The difficulties lie less in getting hold of information, but in being able to understand it and assess its relevance. Texts often assume an understanding of EU procedures and the legal parameters within which they operate. Because power in the EU is spread between 15 national governments and three EU institutions, involving about 120 political parties and even more interest groups, its politics are characterised by multilayered compromises in which everyone gets a little bit of what they were after. A whole lexicon of arcane terminology has been developed by the politicians and diplomats who negotiate these compromises. EU texts are opaque: many universities offer postgraduate courses in understanding them. As in national politics too, the texts do not always tell the whole story. One often needs to be plugged in to the political network to fill in the gaps. Appendix 1 (on bmj.com) gives some tips for successful research, and Appendix 2 (also on bmj.com) gives a more detailed overview of EU policy impact on medicine and health.

Influencing the decision making process

Contrary to popular belief, the EU is very much open to democratic influence. All major EU decisions must be approved by elected politicians. National ministers, sitting in the council, and members of the European parliament (MEPs) sitting in the parliament are sensitive to representations from interest groups and comment in the media. The key to successful lobbying—both at national and EU level—is making your intervention at the right time in the decision making process, having a clear set of demands, and making a convincing political case why they should be accepted. The added complication of lobbying at EU level is that decisions require a high degree of consensus across national and political lines. Success usually requires enlisting the support of one or more EU level networks (see Appendix 1, on bmj.com).

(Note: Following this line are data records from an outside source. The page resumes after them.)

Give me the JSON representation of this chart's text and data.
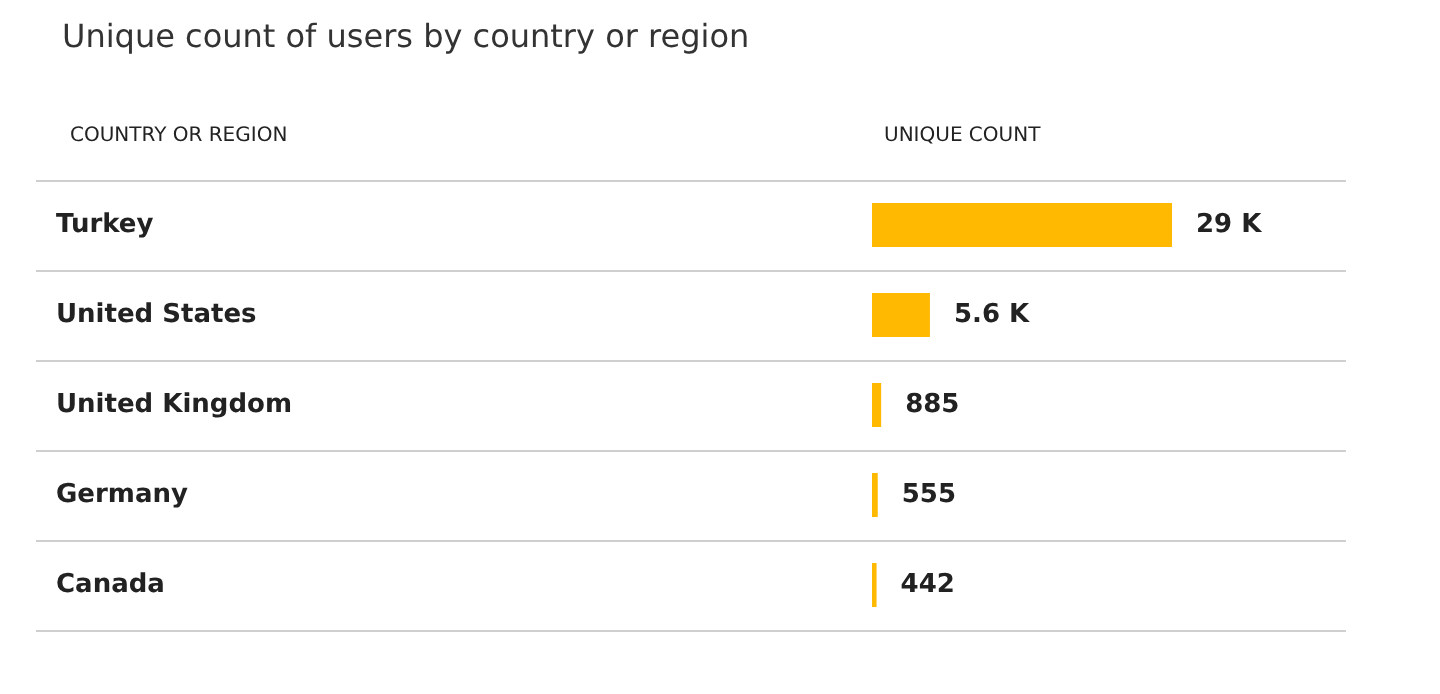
{
  "chart_data": {
    "type": "bar",
    "orientation": "horizontal",
    "title": "Unique count of users by country or region",
    "xlabel": "UNIQUE COUNT",
    "ylabel": "COUNTRY OR REGION",
    "categories": [
      "Turkey",
      "United States",
      "United Kingdom",
      "Germany",
      "Canada"
    ],
    "values": [
      29000,
      5600,
      885,
      555,
      442
    ],
    "value_labels": [
      "29 K",
      "5.6 K",
      "885",
      "555",
      "442"
    ],
    "color": "#ffb900"
  }
}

Your local MEP, or an MEP who takes a special interest in the relevant topic, can be a helpful ally in getting an issue raised and asking formal questions to the commission about it. In some instances MEPs may even take up a cause as their own and lobby it for you. Generally, though, influencing policy will require a sustained effort over many months, and possibly years.

Conclusion

EU laws can and do have a major impact on health service provision, despite the best attempts of national governments to retain control of health care. The result is that, from a medical perspective, EU interventions can seem random and, at times, unhelpful. A solution favoured by some commentators is for the EU to develop an overt healthcare policy.⁹ While more EU level discussion on healthcare issues seem inevitable as, for example, the new public health programme begins assembling data on treatment outcomes, there is a limit as to how far and how fast the EU can go. The healthcare systems of the existing 15 member states are already very diverse. This will be compounded when the EU expands eastwards. Building consensus on issues to do with health service provision will involve many long and difficult meetings. Important developments can be hoped for as between now and 2004 Europe's politicians review the EU Treaty, but expectations should be kept realistic. Those who want to see major change should go out and lobby for it.